Overview
This is an article in a series of Sitecore how-to articles. These articles are meant to be quick guides to accomplish various tasks within Sitecore. The how-to articles have proven to be very helpful internally at One North https://www.onenorth.com. These articles assume working Sitecore knowledge. I just wanted to share the articles with the community. Hopefully you find them helpful.
How-To
While indexing with Solr, we ran into an issue that prevented indexing from continuing. An example error looks something like this:
15152 15:18:20 WARN [Index=onenorth_web_index] Crawler : AddRecursive DoItemAdd failed - {21F8A030-A782-404E-BDC8-5E2C95D1EFE8}
Exception: System.ArgumentException
Message: '', hexadecimal value 0x1F, is an invalid character.
Source: System.Xml
at System.Xml.XmlEncodedRawTextWriter.WriteElementTextBlock(Char* pSrc, Char* pSrcEnd)
at System.Xml.XmlEncodedRawTextWriter.WriteString(String text)
at System.Xml.XmlWellFormedWriter.WriteString(String text)
at System.Xml.Linq.ElementWriter.WriteElement(XElement e)
at System.Xml.Linq.XElement.WriteTo(XmlWriter writer)
at System.Xml.Linq.XNode.GetXmlString(SaveOptions o)
at SolrNet.Commands.AddCommand`1.ConvertToXml()
at SolrNet.Commands.AddCommand`1.Execute(ISolrConnection connection)
at SolrNet.Impl.LowLevelSolrServer.SendAndParseHeader(ISolrCommand cmd)
at Sitecore.ContentSearch.SolrProvider.SolrBatchUpdateContext.AddRange(IEnumerable`1 group, Int32 groupSize)

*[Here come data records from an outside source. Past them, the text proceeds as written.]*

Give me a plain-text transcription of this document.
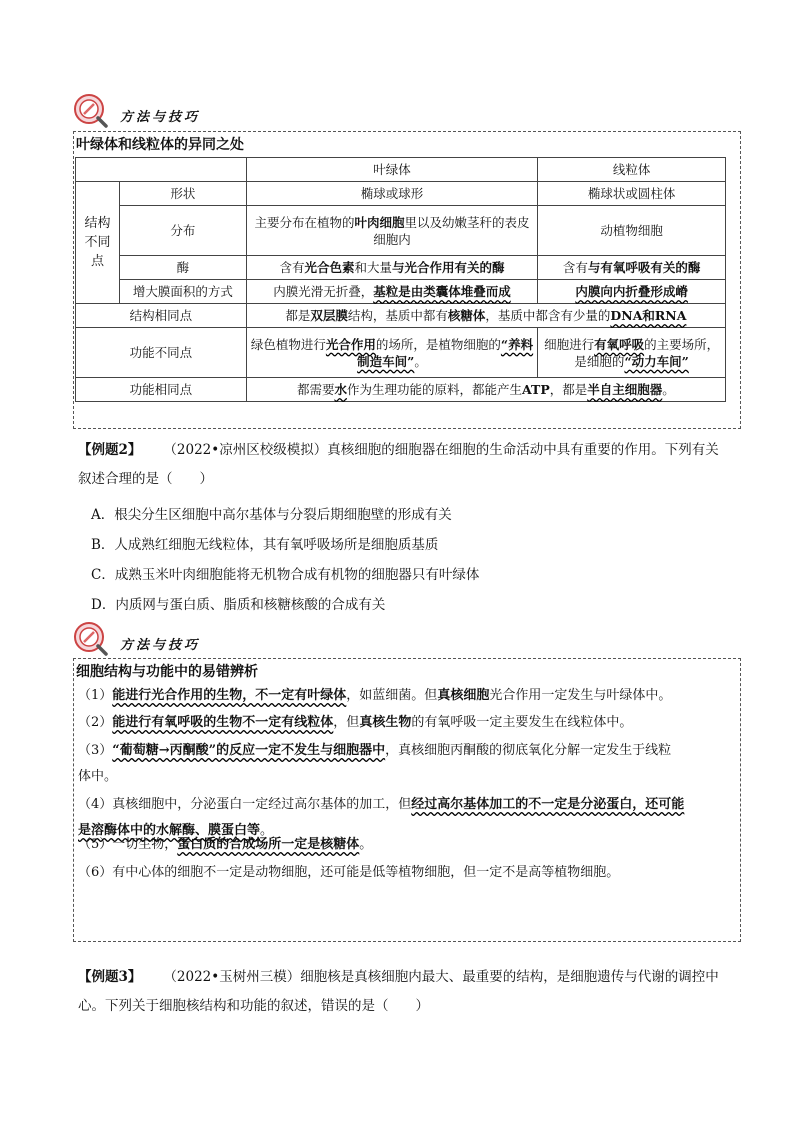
方法与技巧
叶绿体和线粒体的异同之处
		叶绿体	线粒体
结构不同点	形状	椭球或球形	椭球状或圆柱体
	分布	主要分布在植物的叶肉细胞里以及幼嫩茎秆的表皮细胞内	动植物细胞
	酶	含有光合色素和大量与光合作用有关的酶	含有与有氧呼吸有关的酶
	增大膜面积的方式	内膜光滑无折叠，基粒是由类囊体堆叠而成	内膜向内折叠形成嵴
结构相同点		都是双层膜结构，基质中都有核糖体，基质中都含有少量的DNA和RNA	
功能不同点		绿色植物进行光合作用的场所，是植物细胞的“养料制造车间”。	细胞进行有氧呼吸的主要场所，是细胞的“动力车间”
功能相同点		都需要水作为生理功能的原料，都能产生ATP，都是半自主细胞器。	
【例题2】 （2022•凉州区校级模拟）真核细胞的细胞器在细胞的生命活动中具有重要的作用。下列有关
叙述合理的是（　　）
A．根尖分生区细胞中高尔基体与分裂后期细胞壁的形成有关
B．人成熟红细胞无线粒体，其有氧呼吸场所是细胞质基质
C．成熟玉米叶肉细胞能将无机物合成有机物的细胞器只有叶绿体
D．内质网与蛋白质、脂质和核糖核酸的合成有关
方法与技巧
细胞结构与功能中的易错辨析
（1）能进行光合作用的生物，不一定有叶绿体，如蓝细菌。但真核细胞光合作用一定发生与叶绿体中。
（2）能进行有氧呼吸的生物不一定有线粒体，但真核生物的有氧呼吸一定主要发生在线粒体中。
（3）“葡萄糖→丙酮酸”的反应一定不发生与细胞器中，真核细胞丙酮酸的彻底氧化分解一定发生于线粒
体中。
（4）真核细胞中，分泌蛋白一定经过高尔基体的加工，但经过高尔基体加工的不一定是分泌蛋白，还可能
是溶酶体中的水解酶、膜蛋白等。
（5）一切生物，蛋白质的合成场所一定是核糖体。
（6）有中心体的细胞不一定是动物细胞，还可能是低等植物细胞，但一定不是高等植物细胞。
【例题3】 （2022•玉树州三模）细胞核是真核细胞内最大、最重要的结构，是细胞遗传与代谢的调控中
心。下列关于细胞核结构和功能的叙述，错误的是（　　）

at Sitecore.ContentSearch.SolrProvider.SolrBatchUpdateContext.Commit()
at Sitecore.ContentSearch.CommitPolicyExecutor.IndexModified(IProviderUpdateContext context, Object document, IndexOperation operation)
at Sitecore.ContentSearch.SolrProvider.SolrBatchUpdateContext.AddDocument(Object itemToAdd, IExecutionContext[] executionContexts)
at Sitecore.ContentSearch.SolrProvider.SolrIndexOperations.ApplyPermissionsThenIndex(IProviderUpdateContext context, IIndexable version)
at Sitecore.ContentSearch.SitecoreItemCrawler.DoAdd(IProviderUpdateContext context, SitecoreIndexableItem indexable)
at Sitecore.ContentSearch.HierarchicalDataCrawler`1.CrawlItem(T indexable, IProviderUpdateContext context, CrawlState`1 state)
Step-by-step guide
You might want to find and remove these characters manually.
- Run this script on the master database of your site. This assumes you have already pulled down the databases from live.
SELECT * FROM ( SELECT ItemId, FieldId, Value FROM [REPLACE_WITH_MASTER_DB].[dbo].[SharedFields] UNION SELECT ItemId, FieldId, Value FROM [REPLACE_WITH_MASTER_DB].[dbo].[UnversionedFields] UNION SELECT ItemId, FieldId, Value FROM [REPLACE_WITH_MASTER_DB].[dbo].[VersionedFields] ) A WHERE Value Like '%' + CHAR(0x01) + '%' --OR Value Like '%' + CHAR(0x08) + '%' --OR Value Like '%' + CHAR(0x10) + '%' --OR Value Like '%' + CHAR(0x12) + '%' --OR Value Like '%' + CHAR(0x1F) + '%' --Add others you might need as well, these are known ones
- Alternatively, you might want to strip these out while indexing if it’s through a computed field so the client could still have the information in the backend.
Note: You will still need to manually go into Sitecore to remove these items using this script.